The board of directors of Heinz has unanimously approved the agreement, and Heinz shareholders will receive $72.50 in cash for each share of common stock they own. The value represents a 20% premium to Heinz’s closing share price of $60.48 on February 13, 2013, and a 19% premium to Heinz’s all-time high share price, according to the company.
“The Heinz brand is one of the most respected brands in the global food industry, and this historic transaction provides tremendous value to Heinz shareholders,” William R. Johnson, Heinz chairman, president and chief executive officer. “With Heinz stock recently at an all-time high, and 30 consecutive quarters of organic topline growth, Heinz is being acquired from a position of strength. As a private enterprise, Heinz will have an opportunity to drive further growth and advance our commitment to providing consumers across the globe with great-tasting, nutritious and wholesome products.”
The transaction is subject to regulatory and shareholder approval and is expected to close during the third quarter of calendar year 2013.

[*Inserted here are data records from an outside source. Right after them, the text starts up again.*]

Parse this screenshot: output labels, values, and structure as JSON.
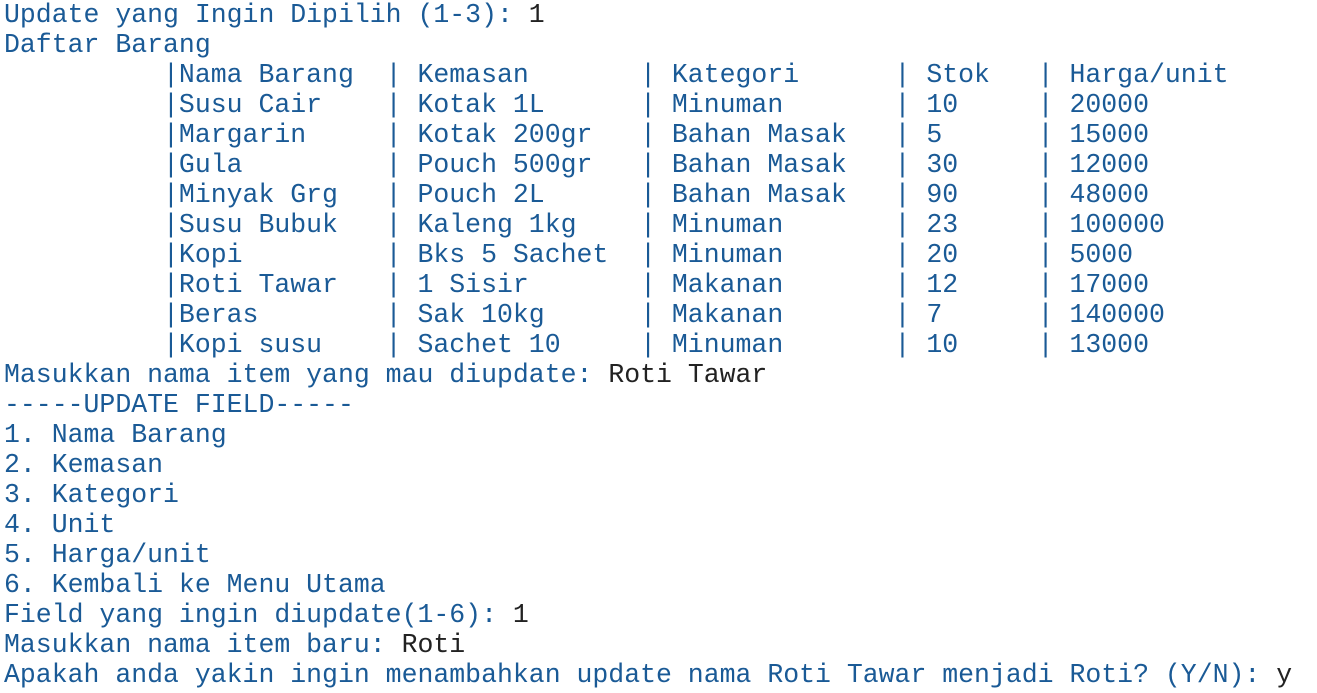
{
  "colors": {
    "prompt_text": "#1a5a96",
    "user_input": "#222222",
    "background": "#ffffff"
  },
  "update_choice": {
    "prompt": "Update yang Ingin Dipilih (1-3): ",
    "input": "1"
  },
  "list_title": "Daftar Barang",
  "table": {
    "header": "          |Nama Barang  | Kemasan       | Kategori      | Stok   | Harga/unit",
    "rows": [
      "          |Susu Cair    | Kotak 1L      | Minuman       | 10     | 20000",
      "          |Margarin     | Kotak 200gr   | Bahan Masak   | 5      | 15000",
      "          |Gula         | Pouch 500gr   | Bahan Masak   | 30     | 12000",
      "          |Minyak Grg   | Pouch 2L      | Bahan Masak   | 90     | 48000",
      "          |Susu Bubuk   | Kaleng 1kg    | Minuman       | 23     | 100000",
      "          |Kopi         | Bks 5 Sachet  | Minuman       | 20     | 5000",
      "          |Roti Tawar   | 1 Sisir       | Makanan       | 12     | 17000",
      "          |Beras        | Sak 10kg      | Makanan       | 7      | 140000",
      "          |Kopi susu    | Sachet 10     | Minuman       | 10     | 13000"
    ]
  },
  "item_select": {
    "prompt": "Masukkan nama item yang mau diupdate: ",
    "input": "Roti Tawar"
  },
  "update_field_title": "-----UPDATE FIELD-----",
  "menu_items": [
    "1. Nama Barang",
    "2. Kemasan",
    "3. Kategori",
    "4. Unit",
    "5. Harga/unit",
    "6. Kembali ke Menu Utama"
  ],
  "field_choice": {
    "prompt": "Field yang ingin diupdate(1-6): ",
    "input": "1"
  },
  "new_name": {
    "prompt": "Masukkan nama item baru: ",
    "input": "Roti"
  },
  "confirm": {
    "prompt": "Apakah anda yakin ingin menambahkan update nama Roti Tawar menjadi Roti? (Y/N): ",
    "input": "y"
  }
}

“Heinz has a strong, sustainable growth potential based on high-quality standards, continuous innovation, excellent management and great-tasting products,” said Warren Buffett, chairman and chief executive officer of Berkshire Hathaway. “Their global success is a testament to the power of investing behind strong brand equities and the strength of their management team and process. We are very pleased to be a part of this partnership.”
After the closing of the acquisition, Heinz will remain headquartered in Pittsburgh as a private company. The transaction will be financed through cash from Berkshire Hathaway and affiliates of 3G Capital, a rollover of existing debt and debt financing from J.P. Morgan and Wells Fargo.